This birdcage-clock belongs to a well-defined group attributed to the Swiss clock and automaton maker Pierre Jacquet-Droz (1721-1790).
Distinctive features common to the group include the use of tapered columns with urn capitals, delicately pierced sides and swagged ormolu mounts often virtually identical to those on the example offered here. The group is discussed by Geoffrey de Bellaigue in The James A. de Rothschild Collection at Waddesdon Manor, Furniture and Gilt Bronzes, Fribourg, 1974, vol.
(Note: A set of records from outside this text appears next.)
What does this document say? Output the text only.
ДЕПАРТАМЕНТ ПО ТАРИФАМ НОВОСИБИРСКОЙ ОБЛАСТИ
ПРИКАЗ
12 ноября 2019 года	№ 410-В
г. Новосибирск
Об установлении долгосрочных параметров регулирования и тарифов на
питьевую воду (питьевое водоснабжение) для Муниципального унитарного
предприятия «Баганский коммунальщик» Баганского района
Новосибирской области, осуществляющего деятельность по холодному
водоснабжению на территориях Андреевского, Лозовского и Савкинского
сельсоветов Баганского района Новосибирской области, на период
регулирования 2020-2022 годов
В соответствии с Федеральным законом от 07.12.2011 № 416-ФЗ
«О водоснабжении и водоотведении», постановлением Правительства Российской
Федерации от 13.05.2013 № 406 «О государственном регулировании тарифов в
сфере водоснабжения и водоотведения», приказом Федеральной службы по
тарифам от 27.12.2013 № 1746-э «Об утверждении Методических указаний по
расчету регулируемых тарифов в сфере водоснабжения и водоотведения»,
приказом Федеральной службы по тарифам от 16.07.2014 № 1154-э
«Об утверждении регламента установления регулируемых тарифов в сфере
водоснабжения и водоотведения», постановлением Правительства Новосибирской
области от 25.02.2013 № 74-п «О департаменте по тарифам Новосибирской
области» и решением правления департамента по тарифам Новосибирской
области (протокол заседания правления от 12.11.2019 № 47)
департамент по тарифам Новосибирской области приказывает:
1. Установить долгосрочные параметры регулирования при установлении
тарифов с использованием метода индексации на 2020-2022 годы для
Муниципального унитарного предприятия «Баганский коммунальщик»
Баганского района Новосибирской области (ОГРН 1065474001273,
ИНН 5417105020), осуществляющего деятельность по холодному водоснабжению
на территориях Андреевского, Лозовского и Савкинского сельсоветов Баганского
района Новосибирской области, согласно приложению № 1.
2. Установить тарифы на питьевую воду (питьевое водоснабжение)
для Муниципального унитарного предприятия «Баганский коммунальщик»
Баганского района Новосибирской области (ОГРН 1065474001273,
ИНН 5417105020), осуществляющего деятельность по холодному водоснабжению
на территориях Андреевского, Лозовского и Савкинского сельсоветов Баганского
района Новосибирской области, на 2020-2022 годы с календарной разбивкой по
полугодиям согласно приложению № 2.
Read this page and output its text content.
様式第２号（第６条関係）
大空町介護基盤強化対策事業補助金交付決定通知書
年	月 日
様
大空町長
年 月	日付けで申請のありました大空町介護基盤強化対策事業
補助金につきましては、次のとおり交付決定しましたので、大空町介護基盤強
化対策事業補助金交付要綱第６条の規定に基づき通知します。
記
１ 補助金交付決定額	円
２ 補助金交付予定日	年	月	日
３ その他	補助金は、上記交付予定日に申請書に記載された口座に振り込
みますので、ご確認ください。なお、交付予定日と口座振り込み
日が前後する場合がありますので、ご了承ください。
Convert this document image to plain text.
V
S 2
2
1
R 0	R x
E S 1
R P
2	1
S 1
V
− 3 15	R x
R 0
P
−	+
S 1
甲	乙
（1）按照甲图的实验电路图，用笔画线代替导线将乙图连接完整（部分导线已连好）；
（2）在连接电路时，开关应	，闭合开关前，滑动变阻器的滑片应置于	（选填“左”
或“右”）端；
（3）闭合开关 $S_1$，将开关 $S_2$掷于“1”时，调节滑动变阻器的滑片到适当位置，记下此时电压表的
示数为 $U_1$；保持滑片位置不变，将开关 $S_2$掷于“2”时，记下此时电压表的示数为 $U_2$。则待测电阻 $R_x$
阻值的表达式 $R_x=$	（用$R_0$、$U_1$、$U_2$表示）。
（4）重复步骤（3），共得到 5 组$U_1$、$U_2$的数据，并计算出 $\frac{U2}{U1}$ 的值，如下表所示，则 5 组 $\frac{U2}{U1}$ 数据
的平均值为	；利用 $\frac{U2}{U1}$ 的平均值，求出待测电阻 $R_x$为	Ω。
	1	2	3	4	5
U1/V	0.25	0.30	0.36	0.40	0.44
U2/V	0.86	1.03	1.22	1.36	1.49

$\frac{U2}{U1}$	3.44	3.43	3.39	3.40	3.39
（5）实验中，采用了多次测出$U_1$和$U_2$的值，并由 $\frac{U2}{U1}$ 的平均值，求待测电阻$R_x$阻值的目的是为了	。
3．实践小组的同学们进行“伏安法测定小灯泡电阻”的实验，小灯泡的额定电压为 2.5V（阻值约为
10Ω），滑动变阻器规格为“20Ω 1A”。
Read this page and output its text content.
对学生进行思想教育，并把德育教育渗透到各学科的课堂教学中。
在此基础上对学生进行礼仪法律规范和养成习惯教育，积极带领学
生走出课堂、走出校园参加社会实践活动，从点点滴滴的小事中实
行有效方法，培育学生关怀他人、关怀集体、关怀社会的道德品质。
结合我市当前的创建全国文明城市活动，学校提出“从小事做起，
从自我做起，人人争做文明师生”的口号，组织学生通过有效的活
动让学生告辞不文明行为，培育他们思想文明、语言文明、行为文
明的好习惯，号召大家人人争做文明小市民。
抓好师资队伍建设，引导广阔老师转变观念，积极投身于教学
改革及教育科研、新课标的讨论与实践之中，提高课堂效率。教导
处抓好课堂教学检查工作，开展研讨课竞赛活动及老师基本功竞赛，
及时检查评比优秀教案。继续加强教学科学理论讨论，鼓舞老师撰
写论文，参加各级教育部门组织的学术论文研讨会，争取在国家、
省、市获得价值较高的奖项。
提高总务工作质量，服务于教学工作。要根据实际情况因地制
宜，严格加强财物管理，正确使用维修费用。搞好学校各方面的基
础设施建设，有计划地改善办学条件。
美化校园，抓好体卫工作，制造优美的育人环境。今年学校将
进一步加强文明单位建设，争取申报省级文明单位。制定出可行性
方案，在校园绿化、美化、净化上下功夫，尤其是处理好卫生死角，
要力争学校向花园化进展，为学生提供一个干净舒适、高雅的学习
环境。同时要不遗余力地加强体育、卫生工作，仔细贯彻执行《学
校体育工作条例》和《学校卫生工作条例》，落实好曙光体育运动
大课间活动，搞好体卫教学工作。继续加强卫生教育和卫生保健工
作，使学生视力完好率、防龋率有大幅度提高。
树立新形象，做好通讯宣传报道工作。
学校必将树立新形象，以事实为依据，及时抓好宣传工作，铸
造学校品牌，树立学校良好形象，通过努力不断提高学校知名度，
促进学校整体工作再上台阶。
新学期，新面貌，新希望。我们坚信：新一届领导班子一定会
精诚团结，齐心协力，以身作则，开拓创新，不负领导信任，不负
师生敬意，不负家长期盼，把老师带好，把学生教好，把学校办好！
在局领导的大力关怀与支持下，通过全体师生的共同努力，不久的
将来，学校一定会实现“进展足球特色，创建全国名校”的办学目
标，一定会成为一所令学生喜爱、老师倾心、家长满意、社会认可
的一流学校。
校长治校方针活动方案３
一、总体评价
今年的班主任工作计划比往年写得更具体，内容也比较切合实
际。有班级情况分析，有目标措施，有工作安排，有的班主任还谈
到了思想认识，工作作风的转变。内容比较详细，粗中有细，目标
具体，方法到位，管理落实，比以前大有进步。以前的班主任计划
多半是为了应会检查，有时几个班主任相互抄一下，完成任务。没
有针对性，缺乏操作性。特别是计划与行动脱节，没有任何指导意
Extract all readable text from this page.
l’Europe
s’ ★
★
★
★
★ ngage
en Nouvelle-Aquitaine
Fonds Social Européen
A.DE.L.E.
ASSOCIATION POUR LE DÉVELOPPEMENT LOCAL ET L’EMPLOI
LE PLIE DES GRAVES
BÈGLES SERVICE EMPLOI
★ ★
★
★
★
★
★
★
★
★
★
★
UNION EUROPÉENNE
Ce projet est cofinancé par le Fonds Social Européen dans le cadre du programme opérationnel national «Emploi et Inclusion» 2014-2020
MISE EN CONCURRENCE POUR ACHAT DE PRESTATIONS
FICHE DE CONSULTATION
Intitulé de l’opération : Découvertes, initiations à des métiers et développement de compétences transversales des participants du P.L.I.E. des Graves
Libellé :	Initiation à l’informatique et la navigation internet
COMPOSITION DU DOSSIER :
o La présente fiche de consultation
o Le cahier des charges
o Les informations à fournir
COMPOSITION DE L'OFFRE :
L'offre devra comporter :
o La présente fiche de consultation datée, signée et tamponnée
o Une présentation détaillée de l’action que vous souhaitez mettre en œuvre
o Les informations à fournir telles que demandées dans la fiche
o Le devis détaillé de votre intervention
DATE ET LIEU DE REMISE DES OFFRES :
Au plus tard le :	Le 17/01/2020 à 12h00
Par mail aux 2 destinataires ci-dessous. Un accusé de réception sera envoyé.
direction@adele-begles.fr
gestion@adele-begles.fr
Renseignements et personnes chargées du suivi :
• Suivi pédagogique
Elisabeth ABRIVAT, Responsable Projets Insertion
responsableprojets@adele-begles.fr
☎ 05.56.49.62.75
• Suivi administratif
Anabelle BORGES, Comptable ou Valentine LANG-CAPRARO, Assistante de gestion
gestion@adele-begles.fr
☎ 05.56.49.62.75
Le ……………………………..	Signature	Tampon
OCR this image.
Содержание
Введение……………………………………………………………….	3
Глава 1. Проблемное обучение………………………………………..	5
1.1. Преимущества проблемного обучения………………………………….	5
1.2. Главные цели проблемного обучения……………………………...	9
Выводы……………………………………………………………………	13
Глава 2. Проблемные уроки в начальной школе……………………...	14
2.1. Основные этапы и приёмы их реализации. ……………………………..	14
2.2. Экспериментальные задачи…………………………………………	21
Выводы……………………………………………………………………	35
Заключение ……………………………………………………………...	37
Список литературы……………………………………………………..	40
I, pp. 164-9, cat. 34.
The group includes the following examples:
one in the Conservatoire National des Arts et Métiers, Paris; a pair in the Musée du Serail, Istanbul, originally a gift to Sultan Selim II (reigned 1761-1808); one in the British Museum, the gift of E.J. Dingwall, 1968; one in a private collection (illustrated in Connaissance des Arts, Le Dix-Huitième Siècle Français, Paris, 1956, p. 120, fig. A); one formerly in the collection of Madame Hallé, Neuilly-sur-Seine, (illustrated in A. Chapuis and E. Gélis, Le Monde des Automates, Paris, 1928, vol. II, p. 134, fig. 408); one formerly in the collection of Mrs. James A. de Rothschild, sold Christie's London, 20 June 1972, lot 68; one sold from a private collection, Sotheby's Monaco, 26-7 May 1985, lot 1228; and a final example sold anonymously at Christie's New York, 23 October 1998, lot 23 ($36,800).
The concept of an automation imitating live birdsong was evidently popular in fashionable circles and as early as 1754 the duc de Cröy recorded in his diary 'je vis avec plaisir une pendule de la Marquise [de Pompadour] avec un serin sifflant plusieurs airs, faite avec soin'.
The firm of Pierre Jacquet-Droz, which specialized in these charming birdcage clocks, was originally established at La Caux-de-Fonds and later at Geneva. It was continued by his son Henri-Louis (1752-1791) and carried on under various owners until 1835.